Re: W2k i dysk twardy ktorego nie widac

Autor: <asia123321_at_op.pl>
Data: Thu 26 May 2005 - 13:58:41 MET DST
Message-ID: <236f.000003a5.4295b9f1@newsgate.onet.pl>
Content-Type: text/plain; charset="iso-8859-2"

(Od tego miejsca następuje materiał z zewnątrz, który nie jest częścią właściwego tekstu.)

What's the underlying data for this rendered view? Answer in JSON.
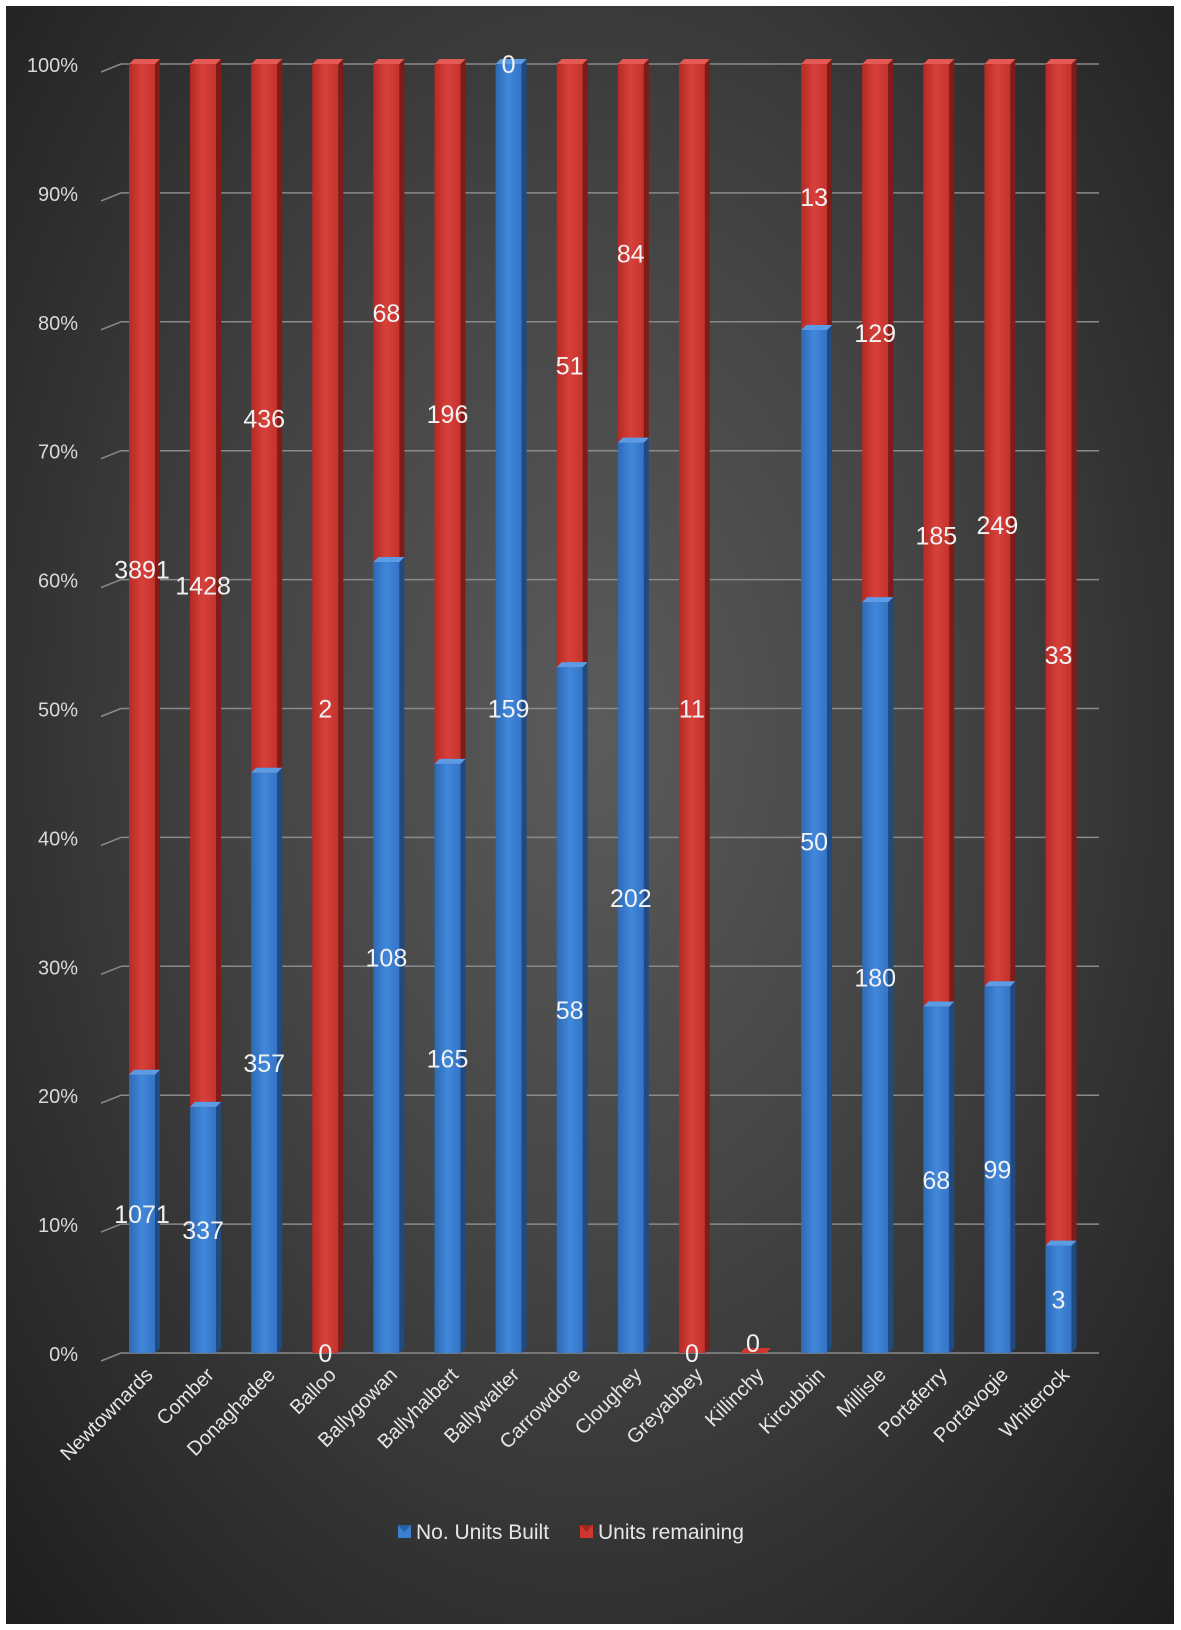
{
  "chart_data": {
    "type": "bar",
    "stacked": "percent",
    "categories": [
      "Newtownards",
      "Comber",
      "Donaghadee",
      "Balloo",
      "Ballygowan",
      "Ballyhalbert",
      "Ballywalter",
      "Carrowdore",
      "Cloughey",
      "Greyabbey",
      "Killinchy",
      "Kircubbin",
      "Millisle",
      "Portaferry",
      "Portavogie",
      "Whiterock"
    ],
    "series": [
      {
        "name": "No. Units Built",
        "color": "#3c7fd0",
        "values": [
          1071,
          337,
          357,
          0,
          108,
          165,
          159,
          58,
          202,
          0,
          0,
          50,
          180,
          68,
          99,
          3
        ]
      },
      {
        "name": "Units remaining",
        "color": "#d0362f",
        "values": [
          3891,
          1428,
          436,
          2,
          68,
          196,
          0,
          51,
          84,
          11,
          0,
          13,
          129,
          185,
          249,
          33
        ]
      }
    ],
    "yticks": [
      "0%",
      "10%",
      "20%",
      "30%",
      "40%",
      "50%",
      "60%",
      "70%",
      "80%",
      "90%",
      "100%"
    ],
    "ylim": [
      0,
      100
    ],
    "grid": true,
    "legend": "bottom"
  }
}
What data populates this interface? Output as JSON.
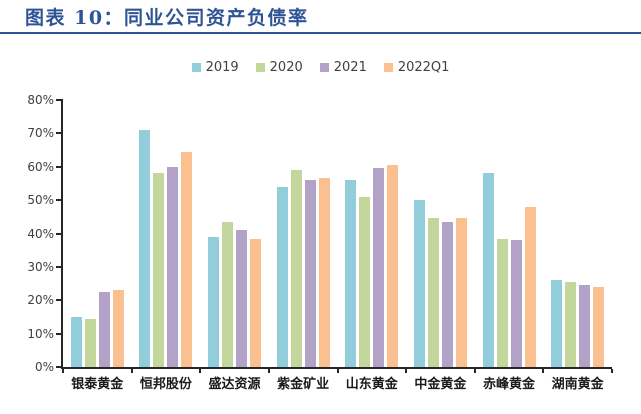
{
  "header": {
    "title": "图表 10：同业公司资产负债率"
  },
  "colors": {
    "title": "#2F5496",
    "rule": "#2F5496",
    "axis": "#262626",
    "y_tick_label": "#404040",
    "x_label": "#1a1a1a",
    "legend_label": "#404040"
  },
  "chart_data": {
    "type": "bar",
    "title": "同业公司资产负债率",
    "categories": [
      "银泰黄金",
      "恒邦股份",
      "盛达资源",
      "紫金矿业",
      "山东黄金",
      "中金黄金",
      "赤峰黄金",
      "湖南黄金"
    ],
    "series": [
      {
        "name": "2019",
        "color": "#92CDDC",
        "values": [
          15,
          71,
          39,
          54,
          56,
          50,
          58,
          26
        ]
      },
      {
        "name": "2020",
        "color": "#C3D69B",
        "values": [
          14.5,
          58,
          43.5,
          59,
          51,
          44.5,
          38.5,
          25.5
        ]
      },
      {
        "name": "2021",
        "color": "#B3A2C7",
        "values": [
          22.5,
          60,
          41,
          56,
          59.5,
          43.5,
          38,
          24.5
        ]
      },
      {
        "name": "2022Q1",
        "color": "#FAC090",
        "values": [
          23,
          64.5,
          38.5,
          56.5,
          60.5,
          44.5,
          48,
          24
        ]
      }
    ],
    "ylim": [
      0,
      80
    ],
    "y_ticks": [
      "0%",
      "10%",
      "20%",
      "30%",
      "40%",
      "50%",
      "60%",
      "70%",
      "80%"
    ],
    "grid": false,
    "legend_position": "top-center",
    "ylabel": "",
    "xlabel": ""
  }
}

> asia123321WYTNIJTO@op.pl napisał(a):
> > Witam
> >
> > od kilkunastu godzin probuje podlaczyc dysk twardy i wyglada to tak ze nie
> > widac tego dysku. Co wiecej w2k twierdzi ze urzadzenie dziala poprawnie,
ale
> > np. fdisk go nie widzi. Ma ktos jakis pomysl co z tym zrobic? Moze jakies
> > narzedzia?
> >
> > Z gowy wielkie dzieki
> >
> Może warto skorzystać z apletu Narzędzia administracyjne w PAnelu
> sterowania. Jeżeli BIOS oraz Windows wykrywają dysk i jest on sprawny
> (co zakładam) to nie powinno być chyba problemów z założeniem partycji o
> co chodzi zapewne itp.
> A z programów - pewnie PArtition Magic byłby na miejscu lub aplikacje
> partycjonujące z instalacyjnych płyt Linuksa (np. Mandriva) ewentualnie
> QTParted również pod Linuksem (z jakiejś dystrybucji LiveCD).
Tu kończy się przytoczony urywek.